Regia: Jacques Audiard
Origine: Francia
Anno: 2015
Durata: 109'
Attori principali: Jesuthasan Antonythasan, Kalieaswari Srinivasan
L’ultima pellicola di Jacques Audiard, premiata nell’ultima edizione del Festival di Cannes con la Palma d’oro, entra di prepotenza tra le visioni più interessanti dell’anno cinematografico ancora in corso, merito del modo in cui vengono trattati argomenti piuttosto difficili da digerire, nel mondo multipolare e globalizzato che caratterizza la nostra società. Il protagonista di quest’opera, Dheepan, è parte attiva in una guerra civile che sta dissanguando lo Sri Lanka.
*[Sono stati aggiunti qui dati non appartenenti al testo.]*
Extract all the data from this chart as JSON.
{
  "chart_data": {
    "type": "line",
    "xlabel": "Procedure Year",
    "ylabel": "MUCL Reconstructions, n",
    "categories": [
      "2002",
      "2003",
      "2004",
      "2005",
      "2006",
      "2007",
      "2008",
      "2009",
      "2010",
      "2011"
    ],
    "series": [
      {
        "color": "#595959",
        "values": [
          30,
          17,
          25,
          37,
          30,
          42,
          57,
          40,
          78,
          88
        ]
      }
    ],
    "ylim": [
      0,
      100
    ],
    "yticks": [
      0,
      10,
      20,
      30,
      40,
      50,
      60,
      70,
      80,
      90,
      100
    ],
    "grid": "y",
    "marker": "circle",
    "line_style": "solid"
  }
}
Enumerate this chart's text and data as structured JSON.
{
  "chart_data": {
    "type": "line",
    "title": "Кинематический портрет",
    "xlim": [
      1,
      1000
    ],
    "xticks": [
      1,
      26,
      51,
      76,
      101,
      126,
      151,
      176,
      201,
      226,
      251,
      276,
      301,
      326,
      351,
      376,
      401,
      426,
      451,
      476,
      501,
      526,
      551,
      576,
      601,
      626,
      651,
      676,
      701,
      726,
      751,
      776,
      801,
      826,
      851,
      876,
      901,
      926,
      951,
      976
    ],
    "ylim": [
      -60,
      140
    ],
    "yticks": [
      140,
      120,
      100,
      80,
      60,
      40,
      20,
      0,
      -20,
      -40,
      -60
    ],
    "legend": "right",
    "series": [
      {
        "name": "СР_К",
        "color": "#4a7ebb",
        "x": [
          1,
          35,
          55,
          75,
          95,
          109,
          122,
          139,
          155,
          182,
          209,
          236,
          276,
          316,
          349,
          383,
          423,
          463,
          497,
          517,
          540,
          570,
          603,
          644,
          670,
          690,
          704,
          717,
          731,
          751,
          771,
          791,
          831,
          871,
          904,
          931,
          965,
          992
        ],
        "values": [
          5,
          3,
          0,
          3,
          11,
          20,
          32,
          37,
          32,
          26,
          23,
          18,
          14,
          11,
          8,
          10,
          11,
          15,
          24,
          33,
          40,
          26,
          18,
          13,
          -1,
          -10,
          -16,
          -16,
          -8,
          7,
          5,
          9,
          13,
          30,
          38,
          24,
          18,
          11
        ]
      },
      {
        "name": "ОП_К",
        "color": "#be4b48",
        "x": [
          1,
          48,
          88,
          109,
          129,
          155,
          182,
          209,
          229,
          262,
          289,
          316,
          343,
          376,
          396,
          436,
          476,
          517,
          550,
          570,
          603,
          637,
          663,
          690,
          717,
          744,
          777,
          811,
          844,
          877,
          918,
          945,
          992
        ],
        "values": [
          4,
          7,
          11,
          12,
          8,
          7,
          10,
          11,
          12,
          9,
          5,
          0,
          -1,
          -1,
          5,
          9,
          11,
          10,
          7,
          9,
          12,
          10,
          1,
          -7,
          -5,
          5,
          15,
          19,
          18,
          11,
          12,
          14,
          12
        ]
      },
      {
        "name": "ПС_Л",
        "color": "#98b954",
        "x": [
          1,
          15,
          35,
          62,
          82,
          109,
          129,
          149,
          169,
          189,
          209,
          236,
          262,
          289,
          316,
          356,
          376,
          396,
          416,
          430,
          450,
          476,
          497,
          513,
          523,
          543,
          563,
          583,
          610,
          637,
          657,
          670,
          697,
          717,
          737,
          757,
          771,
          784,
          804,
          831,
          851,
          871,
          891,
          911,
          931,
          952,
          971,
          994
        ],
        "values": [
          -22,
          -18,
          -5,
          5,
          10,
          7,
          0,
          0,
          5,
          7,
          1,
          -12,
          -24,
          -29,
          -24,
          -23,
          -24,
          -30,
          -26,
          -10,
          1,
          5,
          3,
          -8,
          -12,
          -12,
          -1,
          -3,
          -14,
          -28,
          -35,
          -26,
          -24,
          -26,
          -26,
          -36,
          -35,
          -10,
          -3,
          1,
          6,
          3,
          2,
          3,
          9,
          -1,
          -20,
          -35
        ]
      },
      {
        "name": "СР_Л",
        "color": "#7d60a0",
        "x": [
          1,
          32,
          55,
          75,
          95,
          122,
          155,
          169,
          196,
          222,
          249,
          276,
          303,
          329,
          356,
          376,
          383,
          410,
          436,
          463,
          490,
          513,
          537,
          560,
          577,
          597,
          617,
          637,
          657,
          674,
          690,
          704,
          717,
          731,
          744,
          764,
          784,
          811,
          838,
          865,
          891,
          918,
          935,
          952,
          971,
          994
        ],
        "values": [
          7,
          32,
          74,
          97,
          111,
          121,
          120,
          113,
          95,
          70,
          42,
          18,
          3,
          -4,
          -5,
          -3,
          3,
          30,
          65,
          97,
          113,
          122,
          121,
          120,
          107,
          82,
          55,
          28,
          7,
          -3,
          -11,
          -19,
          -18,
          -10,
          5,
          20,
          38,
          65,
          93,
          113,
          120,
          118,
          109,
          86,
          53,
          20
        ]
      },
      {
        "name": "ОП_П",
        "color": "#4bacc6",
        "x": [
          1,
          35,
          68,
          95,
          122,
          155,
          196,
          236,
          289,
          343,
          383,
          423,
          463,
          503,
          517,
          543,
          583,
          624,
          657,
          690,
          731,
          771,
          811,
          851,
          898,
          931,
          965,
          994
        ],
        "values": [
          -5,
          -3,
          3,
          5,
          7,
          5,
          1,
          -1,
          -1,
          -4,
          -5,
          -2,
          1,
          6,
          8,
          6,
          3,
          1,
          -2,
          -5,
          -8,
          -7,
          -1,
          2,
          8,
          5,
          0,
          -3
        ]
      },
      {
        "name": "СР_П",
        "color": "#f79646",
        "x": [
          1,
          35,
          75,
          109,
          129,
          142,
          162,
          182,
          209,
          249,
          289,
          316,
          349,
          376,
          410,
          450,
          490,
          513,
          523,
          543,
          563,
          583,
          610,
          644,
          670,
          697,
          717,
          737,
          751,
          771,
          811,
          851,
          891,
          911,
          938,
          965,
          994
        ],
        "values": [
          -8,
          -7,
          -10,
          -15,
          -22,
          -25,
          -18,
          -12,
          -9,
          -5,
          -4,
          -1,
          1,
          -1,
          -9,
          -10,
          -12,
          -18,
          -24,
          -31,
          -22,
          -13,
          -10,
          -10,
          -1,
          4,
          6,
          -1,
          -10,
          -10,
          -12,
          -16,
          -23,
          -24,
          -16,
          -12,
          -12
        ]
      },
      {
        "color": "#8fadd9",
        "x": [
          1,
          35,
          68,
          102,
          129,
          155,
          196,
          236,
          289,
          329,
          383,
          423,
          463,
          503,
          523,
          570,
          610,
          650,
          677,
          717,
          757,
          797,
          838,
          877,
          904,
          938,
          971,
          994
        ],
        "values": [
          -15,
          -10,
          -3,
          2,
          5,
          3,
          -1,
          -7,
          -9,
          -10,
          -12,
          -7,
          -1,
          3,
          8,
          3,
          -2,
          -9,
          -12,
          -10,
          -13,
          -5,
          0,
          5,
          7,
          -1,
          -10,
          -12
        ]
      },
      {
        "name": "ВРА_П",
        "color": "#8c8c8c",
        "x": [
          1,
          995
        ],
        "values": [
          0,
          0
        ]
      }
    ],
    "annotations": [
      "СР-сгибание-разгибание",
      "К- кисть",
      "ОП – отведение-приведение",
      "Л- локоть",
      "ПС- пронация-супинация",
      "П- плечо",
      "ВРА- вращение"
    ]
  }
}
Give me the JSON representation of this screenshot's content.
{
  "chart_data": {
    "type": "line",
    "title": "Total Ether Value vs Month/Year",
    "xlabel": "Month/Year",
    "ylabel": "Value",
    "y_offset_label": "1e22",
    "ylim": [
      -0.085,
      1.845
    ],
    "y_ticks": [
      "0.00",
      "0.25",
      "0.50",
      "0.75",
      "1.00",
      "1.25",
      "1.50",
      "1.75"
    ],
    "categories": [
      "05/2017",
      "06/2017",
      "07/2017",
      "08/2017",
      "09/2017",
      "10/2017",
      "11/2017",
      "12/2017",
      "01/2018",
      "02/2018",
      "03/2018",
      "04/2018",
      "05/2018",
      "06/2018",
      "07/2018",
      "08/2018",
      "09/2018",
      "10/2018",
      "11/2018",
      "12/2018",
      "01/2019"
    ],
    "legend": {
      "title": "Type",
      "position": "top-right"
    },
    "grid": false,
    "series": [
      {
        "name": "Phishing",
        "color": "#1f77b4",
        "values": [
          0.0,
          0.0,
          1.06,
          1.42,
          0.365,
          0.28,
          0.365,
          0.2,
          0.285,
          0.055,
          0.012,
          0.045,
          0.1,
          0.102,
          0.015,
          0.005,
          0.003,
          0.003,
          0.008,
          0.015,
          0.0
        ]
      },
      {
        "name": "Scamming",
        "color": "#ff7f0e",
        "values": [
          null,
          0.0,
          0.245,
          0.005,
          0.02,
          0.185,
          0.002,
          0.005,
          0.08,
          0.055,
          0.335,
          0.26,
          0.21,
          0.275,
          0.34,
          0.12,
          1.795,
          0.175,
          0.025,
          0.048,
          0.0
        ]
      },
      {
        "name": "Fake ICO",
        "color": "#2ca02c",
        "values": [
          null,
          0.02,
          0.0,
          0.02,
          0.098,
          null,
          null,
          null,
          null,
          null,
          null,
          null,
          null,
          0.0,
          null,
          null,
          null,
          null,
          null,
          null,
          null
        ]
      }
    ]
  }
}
L’unica via d’uscita è l’emigrazione in stati apparentemente più vivibili, ma per fare ciò ha bisogno di una sorta di lasciapassare. Ecco che perciò verrà accompagnato in questo viaggio da una donna e una bambina, due perfette sconosciute, che come lui hanno perso ormai tutto, e per garantirsi i documenti validi per espatriare e per vivere in un altro paese dovranno fingere di essere una famiglia. Arrivato in Francia, Dheepan diventerà il custode di una serie di palazzine situate in una periferia ormai abbandonata a se stessa. La convivenza in questo quartiere gestito di fatto dalla piccola criminalità organizzata metterà a dura prova la vita di queste tre personalità.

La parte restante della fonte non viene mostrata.